In Woody Harrelson’s seasoned mercenary Beckett, Emilia Clarke’s femme fatale Qi’ra and Paul Bettany’s ruthless crime lord Vos, the moral ambiguity that was so clearly defined in Lucas’ image of Star Wars is allowed to introduce elements of grey into a galaxy depicted as complex due to conflict. Just as last year’s The Last Jedi referenced the profiteers of war mongering, Solo concerns itself at times with the ability for the disenfranchised to self-determine and the inequality of hierarchical power structures that enables the powerful minority to benefit off the suffering and labour of the majority. In a time where the real world economic divide between the rich and poor is widening, rebellion against a rigged system is just as relevant here as it is in a galaxy far, far away.
There is a lot to like about Solo; a sequel is inevitable not just in Disney’s interest to print money, but in order to resolve issues of continuity that if left unanswered have the ability to detrimentally change the complexion of the entire saga. It may be presumptuous to make such a decrying statement within 24 hours of the film’s release, however in introducing a seemingly finitely resolved pre-existing character in the closing stages, the literacy required to make sense of the narrative choice is made in the interests of appeasing die-hards while leaving casual viewers bewildered. For those well-versed in the animated series The Clone Wars and Rebels, the sequel-baiting character will likely leave them enamoured, but for audiences who enjoy the films without feeling the urge to dive into the expanded universe of Legends versus official canon, it is an unnecessary justification to be up to date on 10 seasons of appendices.
With Disney making the decision to change the canon after acquiring the rights in 2012, the prospect of new stories from within the Star Wars universe was music to the ears of audiences largely unsatisfied with the prequels.

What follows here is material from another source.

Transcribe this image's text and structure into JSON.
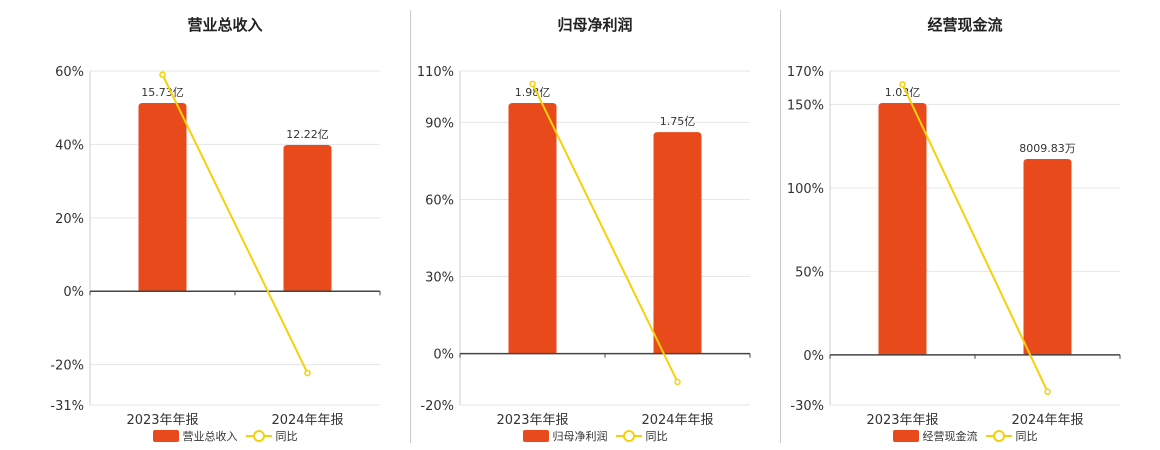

The world of Star Wars inspires wonder and imagination across all ages, but in fixating upon the minutiae of ‘making the Kessel Run in less than 12 parsecs’ or getting the last word on ‘Han Shot First’, the result becomes something akin to the Seltzer and Friedberg spoofs of the 2000s. References are made to stand in for original perspectives and whereas Lucas’ intertextual nods to Flash Gordon, Kurosawa’s The Hidden Fortress and Joseph Campbell among others created a novel take on recognised works, the new Where’s Wally? cinema trend provides instant gratification without the staying power that inspired a legion of children who are now in a position to tell the stories that changed their lives.
Despite criticisms of the 135-minute space western, the film provides a highly enjoyable experience that for all bar a few moments in need of further development proves that much like the proaxium MacGuffin, if the previously rare commodity of Star Wars is to become ubiquitous, at least the journey will be entertaining.
Solo: A Star Wars Story is unlikely to be anyone’s favourite instalment in the beloved saga – that is a task few, if any, of the Disney-era releases are likely to accomplish. However, if a film can be incredibly entertaining, present interesting characters and leave audiences largely satisfied, despite some flaws, that makes it something worth enjoying for what it is rather than being held up for what it isn’t.